The walls of the Temple of Amun confirm Pharaoh Shishak's attack on Israel, recorded in 1 Kings 14:25-26.

The Mesha Inscription confirms Moab's revolt against Israel, recorded in 2 Kings 3:4-27.

The palace walls of Sargon II confirm the defeat of Ashdod, as recorded in Isaiah 20:1.

The Babylon Ration Records confirm the captivity of Jehoia-chin as recorded in 2 Kings 24:15-16; 25:27-30.

Freedom for Jewish captives by Cyrus the Great (substantiating Ezra 1:1-4) is confirmed by the Cyrus Cylinder.

Consider also how archaeology has confirmed places mentioned in the Bible:

The Temple of Baal in Shechem.

The pools of Gibeon and of Heshbon and of Samaria.

The water tunnel beneath Jerusalem dug by King Hezekiah.

King Belshazzar's royal palace in Babylon.

The royal palace of Susa.

The foundation of the synagogue in Capernaum.

Consider a few of the persons that archaeology has confirmed so that the Bible and archaeological findings walk in harmony: Jehu, Hazael, Sargon II, Esarhaddon, Merodach-Baladan, Darius I, Herod Agrippa I, Pilate, and Caiaphas.

An additional argument for the accuracy of the Bible is what it does not contain. Here is one clear example: Concerning the Exodus period, Alan Millard, writing in the July/August, 2000, issue of Biblical Archaeology Review, said: "the lack of Aramaic, Persian or Greek vocabulary and grammar in Exodus suggests that the text is earlier than the Babylonian Exile (sixth century B.C.). As I further point out, historical details in Exodus indicate that it accurately preserves information from the times it describes: the Late Bronze Age, or about a thousand years earlier than the oldest surviving manuscripts of Exodus (mid-third century B.C.)."
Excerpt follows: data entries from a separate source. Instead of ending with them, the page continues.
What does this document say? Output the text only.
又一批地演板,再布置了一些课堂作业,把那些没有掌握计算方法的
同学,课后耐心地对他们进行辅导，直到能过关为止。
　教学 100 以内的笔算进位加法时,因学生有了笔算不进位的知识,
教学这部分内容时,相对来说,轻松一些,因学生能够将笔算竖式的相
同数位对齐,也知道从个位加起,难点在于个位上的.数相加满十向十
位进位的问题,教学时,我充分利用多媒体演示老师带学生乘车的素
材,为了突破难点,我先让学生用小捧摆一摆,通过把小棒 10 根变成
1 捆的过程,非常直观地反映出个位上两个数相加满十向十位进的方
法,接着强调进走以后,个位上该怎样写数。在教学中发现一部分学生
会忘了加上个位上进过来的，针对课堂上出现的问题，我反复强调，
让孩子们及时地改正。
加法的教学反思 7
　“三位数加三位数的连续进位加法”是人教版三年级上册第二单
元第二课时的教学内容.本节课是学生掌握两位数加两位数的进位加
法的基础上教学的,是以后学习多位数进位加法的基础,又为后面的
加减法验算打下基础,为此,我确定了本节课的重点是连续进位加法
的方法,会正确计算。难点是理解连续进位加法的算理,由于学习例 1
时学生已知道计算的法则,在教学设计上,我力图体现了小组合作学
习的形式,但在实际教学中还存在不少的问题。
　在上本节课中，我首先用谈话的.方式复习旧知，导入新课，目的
In 1969 Dr. W. A. Criswell affirmed without fear of contradiction, "There has been no shred of archaeological evidence yet discovered that contradicts the Word of God." And there are still no contradictions! In fact, in a U.S. News & World Report (Oct. 25, 1999) article titled "Is the Bible True?" Jeffery L. Sheler, author of a book by the same title, stated, "Before the discovery of the House of David' inscription at Dan in 1993, it had become fashionable in some academic circles to dismiss the David stories as an invention. But as Tel Aviv University archeologist Israel Finkelstein admits, Biblical nihilism collapsed overnight with the discovery of the David inscription."'

Fair judgment requires a reasonable explanation for the unique accuracy of the Bible's record of human history. This unique historical accuracy gives the Bible a unique validity.

Dr. Witty founded the Luther Rice Seminary and served as its president for twenty years. In addition to a radio and internet ministry, he is presently a semi-retired Bible teacher, church consultant, and writer. The Bible: Fact or Fiction? was published in 2001 by CLC Publications, Fort Washington, PA 19034.